Ladies and gentleman I started with the story of the bakery co-operative, I said that they still have some challenges. They have received a ‘hand-up’ from the local municipality. What stops us as the DTI, pooling our resources with the Province and other agencies and even the private sector to assist Co-ops such as these and others who need often minimal assistance for example bridging funds to expand and flourish.
As a believer, it is my conviction that the development of our people, no matter how daunting the task may be, can be realized. I believe that our country has the potential we need to eradicate poverty. All we need is a leadership that is ready and capable and equal to the task to respond to the aspirations of the people. We can create a world class economy working together with everyone willing to do this.

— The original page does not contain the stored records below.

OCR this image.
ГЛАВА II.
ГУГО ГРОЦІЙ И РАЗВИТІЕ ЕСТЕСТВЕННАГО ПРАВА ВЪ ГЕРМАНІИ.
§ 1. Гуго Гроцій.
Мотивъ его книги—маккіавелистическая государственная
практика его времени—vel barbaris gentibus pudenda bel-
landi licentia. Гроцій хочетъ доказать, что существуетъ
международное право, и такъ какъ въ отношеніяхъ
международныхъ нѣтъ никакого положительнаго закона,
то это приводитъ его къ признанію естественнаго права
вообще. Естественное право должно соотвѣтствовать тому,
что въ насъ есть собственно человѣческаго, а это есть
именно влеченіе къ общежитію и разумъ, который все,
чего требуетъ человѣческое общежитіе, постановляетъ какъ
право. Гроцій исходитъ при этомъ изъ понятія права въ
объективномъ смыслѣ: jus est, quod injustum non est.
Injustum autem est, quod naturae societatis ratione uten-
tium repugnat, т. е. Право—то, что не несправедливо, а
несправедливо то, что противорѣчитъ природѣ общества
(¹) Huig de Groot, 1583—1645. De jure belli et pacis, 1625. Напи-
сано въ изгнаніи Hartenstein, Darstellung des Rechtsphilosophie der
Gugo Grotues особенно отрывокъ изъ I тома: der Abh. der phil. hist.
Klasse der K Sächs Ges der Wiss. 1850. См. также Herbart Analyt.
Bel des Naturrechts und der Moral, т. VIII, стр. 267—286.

Honourable Members, as a popular song goes, “We must make the circle bigger”, we have to broaden economic participation. We have a generation of young people out of work. We have numbers of women who are in informal business who if not provided with opportunities will never enter the economic mainstream. I am inviting young people and women to come to the fore, I am also appealing to Honourable Members to direct us to communities where we can offer support for economic activities.
Twenty years ago when former President Mandela was released from prison he re-iterated the words he said from the dock when convicted and sent to prison, “I have cherished the ideal of a democratic and free society in which all persons live together in harmony and with equal opportunities”. We need to provide those equal opportunities, we need to act faster, we need to act with “Umlilo”, a greater sense of urgency and passion. We have had sixteen years to practice, we now need to get it right.”
If you are thinking to yourself that this is just nice words and words don’t mean much, i want to congratulate you!
You (as the Deputy Minister knows) just realized that the government ultimately will not change South Africa.
It is up to visionary, optimistically tenacious entrepreneurs who accepts the world as it is, as an opportunity to create the world as it should be.